Shipping in the green

Robert Lauf via pbs
Wed, 17 Mar 2021 08:09:51 PDT
I completely agree with Uli.

Last summer, I ordered a box full of bulbs from SA Bulb in South Africa.  They included a large pregnant onion, various blooming size large Ledebouria species, Drimia, Urginia, Eucomis, and Merwilla.  All had all of their roots removed and were each in their own paper bag. Air freight took about 12 days as I recall, with dismaying waits at ORD and then at ATL where the APHIS inspection station was.  All of the bulbs arrived in good shape, and after planting and watering all sprung to life, quickly rooted, and most have bloomed (some repeatedly).  Turns out that a bulb loses so much water through the exposed roots, that it is far happier if you cut them off before shipping and let new ones grow back.

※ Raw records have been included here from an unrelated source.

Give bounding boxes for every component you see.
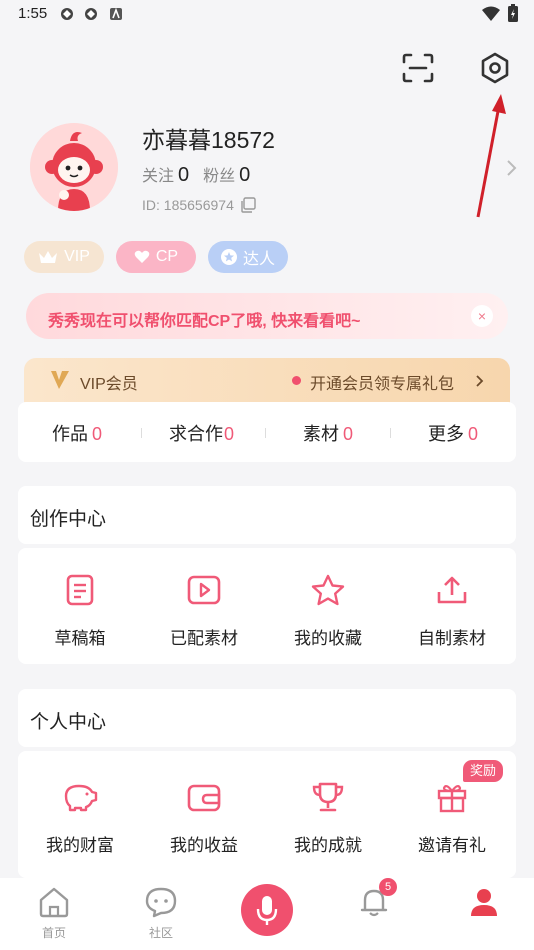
fans-label: 粉丝 (203, 168, 236, 185)
draft-icon (66, 574, 94, 606)
tab-label: 素材 (303, 424, 339, 444)
scan-icon (402, 53, 434, 83)
record-button[interactable] (241, 884, 293, 936)
item-label: 我的收益 (170, 836, 238, 855)
a-notification-icon (110, 7, 122, 20)
tab-count: 0 (92, 424, 103, 444)
tab-count: 0 (343, 424, 354, 444)
star-outline-icon (311, 574, 345, 606)
favorites-item[interactable]: 我的收藏 (266, 570, 390, 649)
bottom-nav: 首页 社区 5 (0, 878, 534, 950)
heart-icon (134, 250, 150, 263)
annotation-arrow (476, 94, 506, 218)
copy-icon[interactable] (240, 197, 256, 213)
home-icon (39, 887, 69, 918)
dubbed-materials-item[interactable]: 已配素材 (142, 570, 266, 649)
creation-grid: 草稿箱 已配素材 我的收藏 自制素材 (18, 548, 516, 664)
item-label: 已配素材 (170, 629, 238, 648)
vip-bar-promo[interactable]: 开通会员领专属礼包 (310, 370, 454, 394)
tab-label: 更多 (428, 424, 464, 444)
divider (390, 428, 391, 438)
tab-collaboration[interactable]: 求合作0 (169, 420, 234, 446)
tab-count: 0 (224, 424, 235, 444)
chevron-right-icon (476, 375, 484, 387)
app-notification-icon (85, 8, 97, 20)
wifi-icon (482, 6, 500, 21)
gear-icon (481, 52, 509, 84)
personal-grid: 我的财富 我的收益 我的成就 邀请有礼 奖励 (18, 751, 516, 878)
piggy-bank-icon (64, 784, 98, 812)
tab-count: 0 (468, 424, 479, 444)
message-count-badge: 5 (379, 878, 397, 896)
creation-center-header: 创作中心 (18, 486, 516, 544)
personal-center-header: 个人中心 (18, 689, 516, 747)
battery-icon (508, 4, 518, 22)
invite-gift-item[interactable]: 邀请有礼 (390, 777, 514, 856)
vip-bar-label: VIP会员 (80, 376, 138, 393)
vip-badge-label: VIP (64, 248, 90, 265)
item-label: 我的收藏 (294, 629, 362, 648)
item-label: 邀请有礼 (418, 836, 486, 855)
settings-button[interactable] (477, 50, 513, 86)
chevron-right-icon[interactable] (505, 159, 517, 177)
item-label: 草稿箱 (54, 629, 106, 648)
fans-count[interactable]: 0 (239, 164, 250, 186)
drafts-item[interactable]: 草稿箱 (18, 570, 142, 649)
vip-logo-icon (51, 371, 69, 389)
person-icon (471, 889, 497, 916)
status-bar: 1:55 (0, 0, 534, 28)
banner-text: 秀秀现在可以帮你匹配CP了哦, 快来看看吧~ (48, 313, 361, 330)
item-label: 我的财富 (46, 836, 114, 855)
status-time: 1:55 (18, 5, 48, 22)
section-title: 个人中心 (30, 712, 107, 733)
red-dot (292, 376, 301, 385)
user-id: ID: 185656974 (142, 197, 256, 213)
wallet-icon (187, 784, 221, 812)
upload-icon (437, 576, 467, 604)
cp-badge-label: CP (155, 248, 179, 265)
expert-badge[interactable]: 达人 (208, 241, 288, 273)
nav-community[interactable]: 社区 (139, 886, 183, 941)
my-achievements-item[interactable]: 我的成就 (266, 777, 390, 856)
microphone-icon (256, 896, 278, 925)
cp-badge[interactable]: CP (116, 241, 196, 273)
item-label: 自制素材 (418, 629, 486, 648)
close-icon[interactable]: × (471, 305, 493, 327)
nav-label: 首页 (41, 926, 66, 940)
play-icon (187, 575, 221, 605)
divider (265, 428, 266, 438)
mascot-avatar-icon (30, 123, 118, 211)
follow-label: 关注 (142, 168, 175, 185)
follow-count[interactable]: 0 (178, 164, 189, 186)
user-id-text: ID: 185656974 (142, 197, 234, 213)
nav-me[interactable] (462, 886, 506, 918)
crown-icon (39, 251, 58, 263)
reward-tag: 奖励 (463, 760, 504, 782)
expert-badge-label: 达人 (242, 251, 275, 268)
item-label: 我的成就 (294, 836, 362, 855)
chat-bubble-icon (145, 887, 177, 918)
nav-label: 社区 (148, 926, 173, 940)
tab-materials[interactable]: 素材 0 (303, 420, 353, 446)
tab-label: 求合作 (169, 424, 223, 444)
self-made-materials-item[interactable]: 自制素材 (390, 570, 514, 649)
divider (141, 428, 142, 438)
star-icon (220, 249, 237, 265)
vip-badge[interactable]: VIP (24, 241, 104, 273)
follow-stats: 关注 0 粉丝 0 (142, 162, 264, 187)
scan-button[interactable] (400, 50, 436, 86)
app-notification-icon (61, 8, 73, 20)
my-wealth-item[interactable]: 我的财富 (18, 777, 142, 856)
username: 亦暮暮18572 (142, 127, 275, 153)
tab-label: 作品 (52, 424, 88, 444)
trophy-icon (312, 782, 344, 812)
my-earnings-item[interactable]: 我的收益 (142, 777, 266, 856)
nav-home[interactable]: 首页 (32, 886, 76, 941)
gift-icon (437, 784, 467, 813)
avatar[interactable] (30, 123, 118, 211)
section-title: 创作中心 (30, 509, 107, 530)
tab-works[interactable]: 作品 0 (52, 420, 102, 446)
tab-more[interactable]: 更多 0 (428, 420, 478, 446)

More recently, Mike Lowitz sent me some Haemanthus pauculifolius bulbs with big green leaves and nice thick roots.  Each was in a plastic bag with dry vermiculite and lava rock, and Priority Mail from San Diego took 2-3 days.  The plants look great and don't seem any the worse for wear, once I washed all the dust off those fuzzy leaves.

That said, the original question had to do with donating such materials for the BX.  That adds a new wrinkle to the problem, viz., the intermediate step where Luminita gets everything dumped on her and has to divvy it up and ship back out.  So I would most definitely ask her to weigh in on the matter.  At a minimum, it would probably be best to take your material and put each bulb in its own bag of vermiculate and label it.  That way, Luminita doesn't have to go searching for stuff to pack them in.  Depending on the size, a small additional fee for extra postage might also be appropriate.  If the plants are bigger and fewer, it might be easier for the donor to put out an offer and let interested folks contact him/her directly outside of the BX process.  I used this ploy to distribute some pretty large tubers and it worked well, but then again I have a lot of time on my hands to run to the post office!

The willingness of members to share cool things with others is what makes the society great.

Bob   East Tennessee   currently gloomy but mild.